Dans ce pays où la carte scolaire a été historiquement éradiquée, la régulation de l’offre s’effectue en 6ème par une procédure d’inscription qui vise officiellement la mixité sociale (20% des places pour les élèves venant d’écoles moins favorisées). En fait la suppression de la carte scolaire aboutit à ce que les directions des établissements recherchés fassent le choix des élèves en dissuadant les parents par des frais ou d’autres exigences. La procédure complexe, dont les parents reçoivent les résultats début juin, a du mal à encadrer les stratégies des établissements. La liberté accordée aux parents est en fait en partie détenue par eux.
Dans une étude de 2008, avant le fameux décret, Benoit Galand (UCL) montrait que "concernant les établissements scolaires, le libre choix des familles a pour conséquence de les mettre en concurrence pour capter les élèves…Plus précisément, les recherches en sciences de l’éducation montrent que cette mise en concurrence a généralement pour effet d’inciter les écoles à sélectionner les publics les plus rentables" c’est-à-dire les élèves les mieux adaptés àl’Ecole, c’est-à-dire généralement ceux des milieux favorisés. Le mouvement est renforcé par les démarches des parents de milieu défavorisé. "Schématiquement, les parents peu ou pas scolarisés et/ou vivant dans une certaine précarité économique tendent à privilégier le critère de proximité, l’école du quartier". Sans dispositif compensateur, le libre choix augmente la ségrégation scolaire". Cette étude a poussé le gouvernement à sortir de la liberté totale, pourtant historique, pour mettre en place une commission de régulation. C’est cette nouvelle procédure qui est critiquée par la diffusion des abus constatés par RTL.
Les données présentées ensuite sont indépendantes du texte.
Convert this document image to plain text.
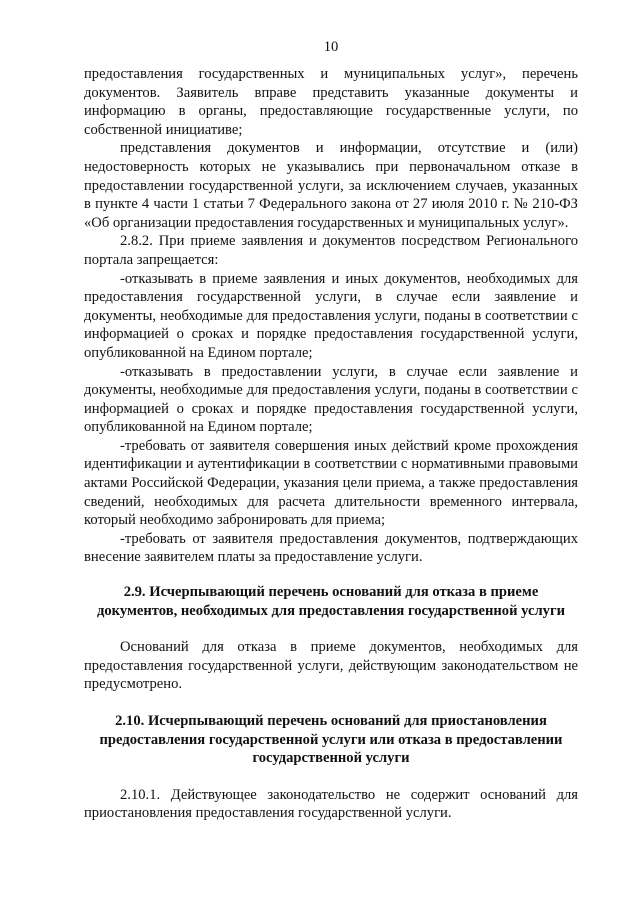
10

предоставления государственных и муниципальных услуг», перечень документов. Заявитель вправе представить указанные документы и информацию в органы, предоставляющие государственные услуги, по собственной инициативе;

представления документов и информации, отсутствие и (или) недостоверность которых не указывались при первоначальном отказе в предоставлении государственной услуги, за исключением случаев, указанных в пункте 4 части 1 статьи 7 Федерального закона от 27 июля 2010 г. № 210-ФЗ «Об организации предоставления государственных и муниципальных услуг».

2.8.2. При приеме заявления и документов посредством Регионального портала запрещается:

-отказывать в приеме заявления и иных документов, необходимых для предоставления государственной услуги, в случае если заявление и документы, необходимые для предоставления услуги, поданы в соответствии с информацией о сроках и порядке предоставления государственной услуги, опубликованной на Едином портале;

-отказывать в предоставлении услуги, в случае если заявление и документы, необходимые для предоставления услуги, поданы в соответствии с информацией о сроках и порядке предоставления государственной услуги, опубликованной на Едином портале;

-требовать от заявителя совершения иных действий кроме прохождения идентификации и аутентификации в соответствии с нормативными правовыми актами Российской Федерации, указания цели приема, а также предоставления сведений, необходимых для расчета длительности временного интервала, который необходимо забронировать для приема;

-требовать от заявителя предоставления документов, подтверждающих внесение заявителем платы за предоставление услуги.

2.9. Исчерпывающий перечень оснований для отказа в приеме документов, необходимых для предоставления государственной услуги

Оснований для отказа в приеме документов, необходимых для предоставления государственной услуги, действующим законодательством не предусмотрено.

2.10. Исчерпывающий перечень оснований для приостановления предоставления государственной услуги или отказа в предоставлении государственной услуги

2.10.1. Действующее законодательство не содержит оснований для приостановления предоставления государственной услуги.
Le cas belge s’avère décidément intéressant. Les mauvais résultats du système éducatif français belge , du fait de ses discriminations, avaient amené le gouvernement à rompre avec la liberté totale d’inscriptions pour envisager d’abord une gestion chronologique des inscriptions, puis une gestion régulée de façon complexe. L’exemple belge montrait que la liberté totale de choix d’établissement était un leurre couteux en terme d’efficacité scolaire et de justice sociale. L’émission de RTL montre que la régulation est une tâche complexe dans un pays où la tradition de discrimination est bien installée. Il ne faut pas pour autant revenir à la liberté de la jungle scolaire précédente, mais peut-être simplement se donner les moyens de mieux faire appliquer les règles.